A webcast showed jubilant scientists at mission control in Darmstadt, Germany, as the all-is-well signal came in.
The probe, which is about 800 million kilometres from Earth and just shy of Jupiter's orbit, is so far away that its radio transmissions, travelling at the speed of light, will take 45 minutes to reach listening stations in California and Australia.
The spacecraft, which carries a 100-kilogram lander called Philae, has been hibernating for most of the past three years to save power.
It is due to reach a comet, called 67P/Churyumov-Gerasimenko, which has a diameter of four kilometres, in August.
Unlike previous comet probes, Rosetta won't just sail by. The spacecraft is designed to put itself into orbit around 67P for more than a year of close-up studies.

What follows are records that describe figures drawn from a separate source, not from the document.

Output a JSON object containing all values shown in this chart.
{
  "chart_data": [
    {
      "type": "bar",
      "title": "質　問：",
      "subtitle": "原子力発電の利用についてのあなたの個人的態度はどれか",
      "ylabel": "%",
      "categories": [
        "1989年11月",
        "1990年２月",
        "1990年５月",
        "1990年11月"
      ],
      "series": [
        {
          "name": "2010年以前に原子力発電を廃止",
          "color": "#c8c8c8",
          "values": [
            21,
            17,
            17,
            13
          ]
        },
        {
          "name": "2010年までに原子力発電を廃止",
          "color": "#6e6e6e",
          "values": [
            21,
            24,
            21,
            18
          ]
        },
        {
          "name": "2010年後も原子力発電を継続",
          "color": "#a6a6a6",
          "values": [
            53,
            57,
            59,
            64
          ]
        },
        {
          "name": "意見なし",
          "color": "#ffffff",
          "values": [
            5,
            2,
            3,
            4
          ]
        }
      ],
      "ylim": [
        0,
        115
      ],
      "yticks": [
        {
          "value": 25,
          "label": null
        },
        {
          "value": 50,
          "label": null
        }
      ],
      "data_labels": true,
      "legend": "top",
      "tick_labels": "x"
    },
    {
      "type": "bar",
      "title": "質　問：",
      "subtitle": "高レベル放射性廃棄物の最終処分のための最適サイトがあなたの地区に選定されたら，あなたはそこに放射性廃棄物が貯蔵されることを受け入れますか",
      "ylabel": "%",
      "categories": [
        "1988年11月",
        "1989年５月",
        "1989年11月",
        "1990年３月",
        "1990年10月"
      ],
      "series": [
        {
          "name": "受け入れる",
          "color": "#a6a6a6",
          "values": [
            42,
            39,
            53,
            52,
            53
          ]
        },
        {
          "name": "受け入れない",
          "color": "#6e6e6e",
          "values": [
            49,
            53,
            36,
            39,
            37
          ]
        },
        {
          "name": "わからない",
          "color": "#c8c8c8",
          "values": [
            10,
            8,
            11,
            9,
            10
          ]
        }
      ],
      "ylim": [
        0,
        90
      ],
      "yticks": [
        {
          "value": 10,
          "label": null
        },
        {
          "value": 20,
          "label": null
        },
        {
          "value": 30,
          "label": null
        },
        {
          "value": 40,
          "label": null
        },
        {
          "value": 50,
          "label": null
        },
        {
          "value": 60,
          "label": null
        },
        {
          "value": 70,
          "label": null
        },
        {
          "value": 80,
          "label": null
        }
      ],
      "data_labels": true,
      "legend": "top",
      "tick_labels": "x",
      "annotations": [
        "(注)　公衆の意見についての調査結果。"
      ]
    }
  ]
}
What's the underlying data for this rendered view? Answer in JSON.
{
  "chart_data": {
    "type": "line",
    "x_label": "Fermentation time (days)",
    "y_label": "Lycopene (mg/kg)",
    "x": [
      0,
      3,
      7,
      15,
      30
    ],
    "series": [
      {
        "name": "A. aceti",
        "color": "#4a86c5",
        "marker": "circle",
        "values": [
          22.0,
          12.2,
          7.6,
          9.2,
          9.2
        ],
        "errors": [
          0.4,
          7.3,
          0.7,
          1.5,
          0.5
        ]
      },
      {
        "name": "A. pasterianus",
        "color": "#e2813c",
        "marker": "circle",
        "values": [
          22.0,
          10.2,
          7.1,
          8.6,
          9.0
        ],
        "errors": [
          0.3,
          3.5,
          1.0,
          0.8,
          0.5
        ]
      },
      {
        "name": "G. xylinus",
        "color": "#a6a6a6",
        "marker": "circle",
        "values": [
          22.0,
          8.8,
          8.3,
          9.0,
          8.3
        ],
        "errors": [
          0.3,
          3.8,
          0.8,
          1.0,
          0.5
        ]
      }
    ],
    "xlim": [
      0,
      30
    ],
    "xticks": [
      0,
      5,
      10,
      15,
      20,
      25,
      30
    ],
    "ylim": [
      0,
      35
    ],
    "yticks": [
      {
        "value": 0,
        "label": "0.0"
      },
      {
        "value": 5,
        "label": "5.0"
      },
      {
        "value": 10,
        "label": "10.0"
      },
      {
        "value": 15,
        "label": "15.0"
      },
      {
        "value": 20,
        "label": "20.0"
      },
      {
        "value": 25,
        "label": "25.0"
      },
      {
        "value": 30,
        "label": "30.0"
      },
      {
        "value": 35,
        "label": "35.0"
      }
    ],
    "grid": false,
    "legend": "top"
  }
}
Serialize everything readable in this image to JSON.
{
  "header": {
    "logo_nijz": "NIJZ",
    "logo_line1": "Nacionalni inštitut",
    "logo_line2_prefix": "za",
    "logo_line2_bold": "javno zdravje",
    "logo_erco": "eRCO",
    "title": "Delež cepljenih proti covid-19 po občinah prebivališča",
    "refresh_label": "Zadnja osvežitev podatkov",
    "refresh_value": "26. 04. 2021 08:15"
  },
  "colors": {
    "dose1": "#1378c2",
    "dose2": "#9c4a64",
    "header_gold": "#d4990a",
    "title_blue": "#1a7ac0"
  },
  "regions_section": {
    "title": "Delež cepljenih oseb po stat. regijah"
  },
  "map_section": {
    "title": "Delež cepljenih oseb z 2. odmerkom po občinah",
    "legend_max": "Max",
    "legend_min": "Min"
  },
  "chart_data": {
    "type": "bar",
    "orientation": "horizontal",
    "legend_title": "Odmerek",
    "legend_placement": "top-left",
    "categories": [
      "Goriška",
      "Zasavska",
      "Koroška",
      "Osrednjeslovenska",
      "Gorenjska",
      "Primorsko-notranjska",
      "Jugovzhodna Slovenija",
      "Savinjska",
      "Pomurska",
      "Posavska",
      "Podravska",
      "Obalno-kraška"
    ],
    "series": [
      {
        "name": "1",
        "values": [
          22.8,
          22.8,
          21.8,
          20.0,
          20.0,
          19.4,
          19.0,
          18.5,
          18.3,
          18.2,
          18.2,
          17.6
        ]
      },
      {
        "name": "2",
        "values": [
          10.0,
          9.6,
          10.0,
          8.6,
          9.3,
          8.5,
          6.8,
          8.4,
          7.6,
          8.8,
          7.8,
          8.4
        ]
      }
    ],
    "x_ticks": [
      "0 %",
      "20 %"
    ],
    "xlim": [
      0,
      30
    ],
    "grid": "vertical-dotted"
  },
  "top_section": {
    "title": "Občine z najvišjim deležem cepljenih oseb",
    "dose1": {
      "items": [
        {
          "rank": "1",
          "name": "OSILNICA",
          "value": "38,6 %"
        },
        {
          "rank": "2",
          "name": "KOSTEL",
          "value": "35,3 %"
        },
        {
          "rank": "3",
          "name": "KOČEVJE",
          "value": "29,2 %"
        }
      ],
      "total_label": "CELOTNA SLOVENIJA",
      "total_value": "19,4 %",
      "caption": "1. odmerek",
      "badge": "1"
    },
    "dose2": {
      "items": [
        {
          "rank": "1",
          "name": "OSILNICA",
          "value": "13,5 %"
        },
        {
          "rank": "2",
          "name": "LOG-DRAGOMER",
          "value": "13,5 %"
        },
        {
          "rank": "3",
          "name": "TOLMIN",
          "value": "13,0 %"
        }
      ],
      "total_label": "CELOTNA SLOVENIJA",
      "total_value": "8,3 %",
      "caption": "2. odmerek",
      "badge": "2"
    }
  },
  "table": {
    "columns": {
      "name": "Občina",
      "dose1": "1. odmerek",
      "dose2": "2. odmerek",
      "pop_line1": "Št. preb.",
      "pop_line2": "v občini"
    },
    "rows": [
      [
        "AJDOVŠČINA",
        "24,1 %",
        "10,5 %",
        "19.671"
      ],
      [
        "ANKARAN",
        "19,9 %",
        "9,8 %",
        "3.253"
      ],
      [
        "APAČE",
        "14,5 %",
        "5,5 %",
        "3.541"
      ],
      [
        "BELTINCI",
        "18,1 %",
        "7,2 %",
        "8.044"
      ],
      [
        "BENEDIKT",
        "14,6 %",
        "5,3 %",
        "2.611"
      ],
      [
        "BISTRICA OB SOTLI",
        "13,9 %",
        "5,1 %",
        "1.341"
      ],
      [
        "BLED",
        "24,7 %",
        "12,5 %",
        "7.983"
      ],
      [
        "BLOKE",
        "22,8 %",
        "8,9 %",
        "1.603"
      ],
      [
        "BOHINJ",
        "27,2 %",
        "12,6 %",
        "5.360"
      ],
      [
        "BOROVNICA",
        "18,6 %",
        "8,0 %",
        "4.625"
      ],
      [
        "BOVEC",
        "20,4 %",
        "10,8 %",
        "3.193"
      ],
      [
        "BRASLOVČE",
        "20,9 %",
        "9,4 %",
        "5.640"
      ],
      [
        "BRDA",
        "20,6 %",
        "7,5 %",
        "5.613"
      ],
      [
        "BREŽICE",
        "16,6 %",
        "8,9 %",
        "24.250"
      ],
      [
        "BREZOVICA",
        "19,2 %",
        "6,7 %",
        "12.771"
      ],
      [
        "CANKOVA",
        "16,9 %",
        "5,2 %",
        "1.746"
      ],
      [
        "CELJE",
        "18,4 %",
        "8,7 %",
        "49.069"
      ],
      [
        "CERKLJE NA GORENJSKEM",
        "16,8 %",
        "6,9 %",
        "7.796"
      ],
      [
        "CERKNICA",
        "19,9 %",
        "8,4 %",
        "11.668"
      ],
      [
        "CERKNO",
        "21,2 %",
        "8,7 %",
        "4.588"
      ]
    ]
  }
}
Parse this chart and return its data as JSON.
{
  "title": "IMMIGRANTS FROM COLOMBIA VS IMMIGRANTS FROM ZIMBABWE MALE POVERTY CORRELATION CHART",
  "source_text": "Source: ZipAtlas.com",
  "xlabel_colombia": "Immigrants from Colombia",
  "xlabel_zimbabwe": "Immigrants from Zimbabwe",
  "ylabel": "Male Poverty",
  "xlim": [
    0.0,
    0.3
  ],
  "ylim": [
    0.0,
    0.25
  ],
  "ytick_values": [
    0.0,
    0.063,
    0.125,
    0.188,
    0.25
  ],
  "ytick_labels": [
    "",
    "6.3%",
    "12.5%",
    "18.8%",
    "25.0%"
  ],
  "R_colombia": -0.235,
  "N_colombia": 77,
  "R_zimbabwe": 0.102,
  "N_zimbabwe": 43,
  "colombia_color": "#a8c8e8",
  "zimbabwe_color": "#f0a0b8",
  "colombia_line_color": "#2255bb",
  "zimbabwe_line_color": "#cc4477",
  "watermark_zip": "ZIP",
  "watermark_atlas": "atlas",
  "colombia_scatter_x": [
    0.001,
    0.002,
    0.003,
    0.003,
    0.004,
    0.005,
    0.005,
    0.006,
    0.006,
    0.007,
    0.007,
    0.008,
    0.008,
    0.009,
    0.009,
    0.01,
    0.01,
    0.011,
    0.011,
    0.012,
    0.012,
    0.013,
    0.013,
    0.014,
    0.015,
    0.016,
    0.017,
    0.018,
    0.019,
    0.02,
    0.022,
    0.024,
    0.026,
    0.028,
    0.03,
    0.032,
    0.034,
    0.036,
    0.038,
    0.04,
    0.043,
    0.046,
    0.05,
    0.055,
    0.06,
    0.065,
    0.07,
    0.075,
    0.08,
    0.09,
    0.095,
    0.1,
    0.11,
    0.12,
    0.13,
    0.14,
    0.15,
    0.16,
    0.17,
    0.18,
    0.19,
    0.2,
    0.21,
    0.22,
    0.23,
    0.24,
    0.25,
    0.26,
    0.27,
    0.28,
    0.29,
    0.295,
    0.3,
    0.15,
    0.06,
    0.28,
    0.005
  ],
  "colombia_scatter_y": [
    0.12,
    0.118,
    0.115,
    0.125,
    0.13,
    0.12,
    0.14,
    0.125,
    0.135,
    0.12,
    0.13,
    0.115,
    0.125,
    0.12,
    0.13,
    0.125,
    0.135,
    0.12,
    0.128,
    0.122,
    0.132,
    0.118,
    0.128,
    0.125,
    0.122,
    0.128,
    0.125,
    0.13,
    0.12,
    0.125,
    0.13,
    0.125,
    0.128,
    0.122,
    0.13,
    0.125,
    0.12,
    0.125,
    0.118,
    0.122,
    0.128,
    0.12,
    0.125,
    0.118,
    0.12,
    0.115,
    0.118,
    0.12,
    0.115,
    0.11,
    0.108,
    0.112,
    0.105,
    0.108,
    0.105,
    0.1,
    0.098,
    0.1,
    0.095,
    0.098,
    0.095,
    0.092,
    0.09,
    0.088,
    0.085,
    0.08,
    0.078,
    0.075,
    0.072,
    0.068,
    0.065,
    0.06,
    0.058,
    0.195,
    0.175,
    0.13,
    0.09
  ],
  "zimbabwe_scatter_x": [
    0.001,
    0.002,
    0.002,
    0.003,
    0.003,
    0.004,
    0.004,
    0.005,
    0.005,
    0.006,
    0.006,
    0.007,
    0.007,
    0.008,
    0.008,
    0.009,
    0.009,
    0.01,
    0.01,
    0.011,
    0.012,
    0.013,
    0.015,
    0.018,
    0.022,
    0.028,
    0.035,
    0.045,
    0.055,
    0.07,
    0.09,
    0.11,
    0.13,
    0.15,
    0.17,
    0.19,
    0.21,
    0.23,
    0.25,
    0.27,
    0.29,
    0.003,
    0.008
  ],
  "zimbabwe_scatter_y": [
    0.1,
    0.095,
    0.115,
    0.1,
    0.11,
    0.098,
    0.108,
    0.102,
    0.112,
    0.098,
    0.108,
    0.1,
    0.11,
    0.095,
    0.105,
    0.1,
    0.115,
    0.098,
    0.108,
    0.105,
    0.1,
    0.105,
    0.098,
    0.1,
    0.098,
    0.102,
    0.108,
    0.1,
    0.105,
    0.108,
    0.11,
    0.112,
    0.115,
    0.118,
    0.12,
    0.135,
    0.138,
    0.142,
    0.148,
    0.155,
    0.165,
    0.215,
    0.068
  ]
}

Comets are believed to be the pristine leftover remains from the formation of the solar system about 4.6 billion years ago.
Scientists hope the mission will provide more clues about how the solar system came into existence, much like the Rosetta Stone, for which the spacecraft is named, provided a blueprint for deciphering ancient Egyptian hieroglyphs.
"Rosetta should become a key element for our understanding of the history of the solar system," Stephan Ulamec, a Rosetta project manager, said in an interview with Reuters last month.
One of Rosetta's first tasks will be to scout for a suitable landing location for its Philae probe. Scientists are particularly keen to conduct organic chemistry experiments on samples drilled out from inside the comet's body.
"It would be really interesting to find out whether the organic chemistry that is relevant for life is there on comets," Ulamec said.
Engineers who designed the lander did not know what type of terrain they would find on the comet's surface. It is outfitted with twin harpoons laced with tethers that will be fired into the comet's surface to anchor Philae and keep it from bouncing back into space after touchdown.
Europe spent about 1 billion euros ($1.54 billion) on the mission, which is due to run at least until the end of 2015.